WATCH: Trump, Walz speak; White House puts demands on Minnesota leaders
As tensions continue to rise in Minneapolis and immigration officials ratchet up enforcement, President Donald Trump announced a potential breakthrough in a stalemate between Trump and Democratic Minnesota Gov. Tim Walz.
Trump said Walz reached out to him, requesting the two work together, amid growing protests following the second death of a demonstrator involving federal law enforcement officials in Minneapolis in recent weeks.
Despite the mudslinging between the men, the president described the call as “very good,” adding that the two appear to be on a “similar wavelength.”
Trump, who announced border czar Tom Homan would be sent to Minneapolis Monday, said in a Truth Social post that Homan would be reaching out to Walz in an effort to obtain “criminals that they have in their possession.”
“The Governor, very respectfully, understood that, and I will be speaking to him in the near future. He was happy that Tom Homan was going to Minnesota,” the president posted.
During a press briefing at the White House, Press Secretary Karoline Leavitt expanded on the Trump administration’s demands for Walz and Minneapolis Mayor Jacob Frey.
Leavitt said the White House is demanding that the Democratic leaders “turn over all criminal illegal aliens currently incarcerated in their prisons and jails,” in addition to “any illegal aliens with active warrants or known criminal history of immediate deportation.”
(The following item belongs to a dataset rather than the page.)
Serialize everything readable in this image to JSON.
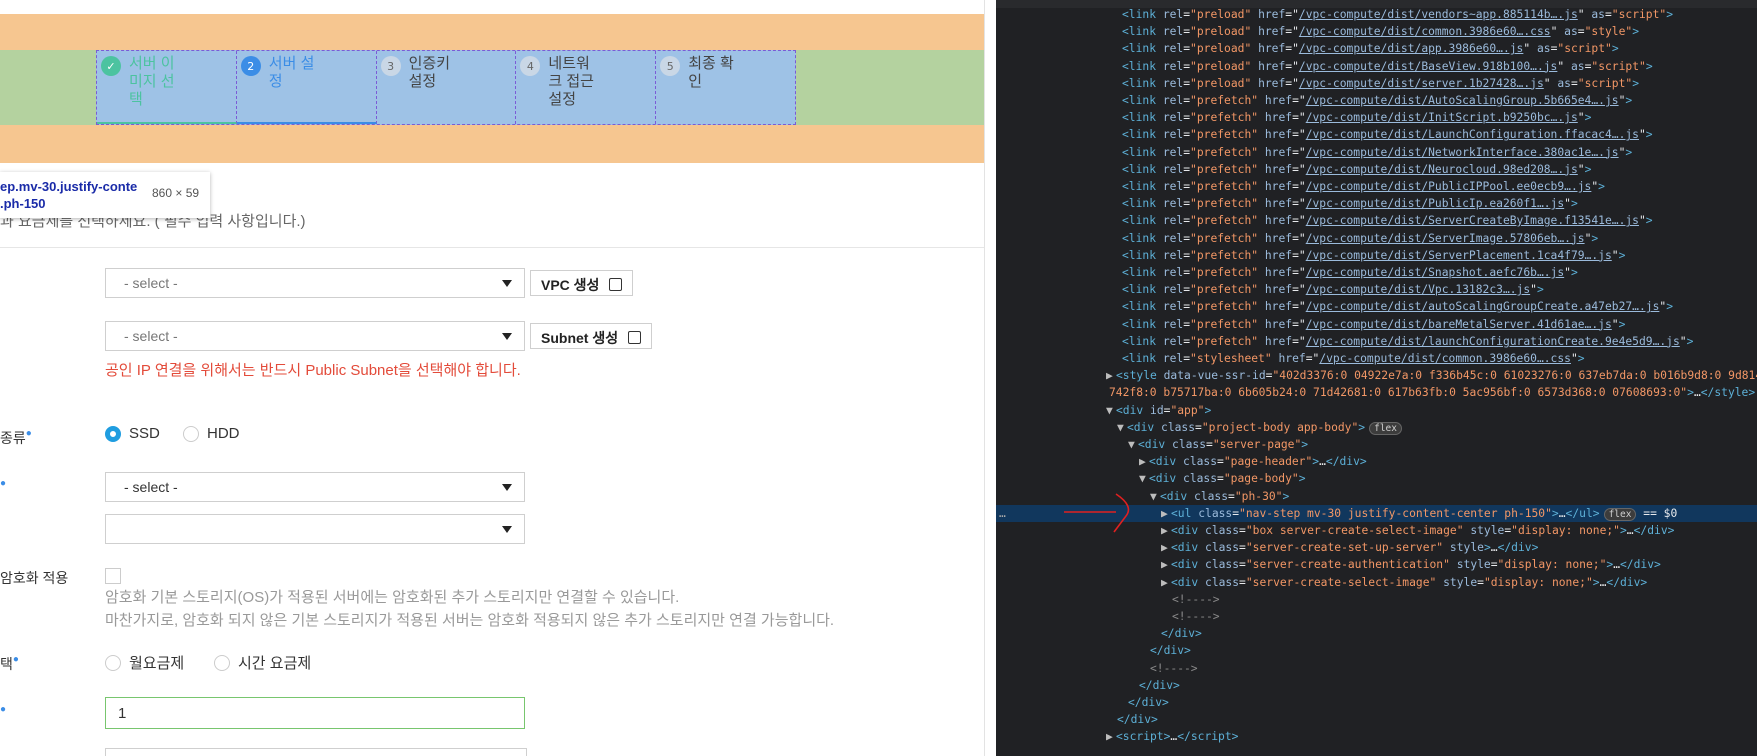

The second demand is that local and state law enforcement “must agree to turn over all illegal aliens who are arrested by local police.” The third calls on local law enforcement to assist federal authorities in “apprehending and detaining illegal aliens who are wanted for crimes.”
“If Governor Walz and Mayor Frey implement these commonsense cooperative measures that I would add have already been implemented in nearly every single other state across the country, Customs and Border Patrol will not be needed to support ICE on the ground in Minnesota. Ice and local law enforcement can peacefully work together, as they are effectively doing in so many other states and jurisdictions,” Leavitt said during the briefing.
In a social media post, Walz confirmed the conversation, which he characterized as productive; however, he appeared to clap back at the White House’s claims that his state isn’t cooperating with federal immigration authorities in commentary he penned in the Wall Street Journal, claiming his corrections department “honors all immigration detainers.”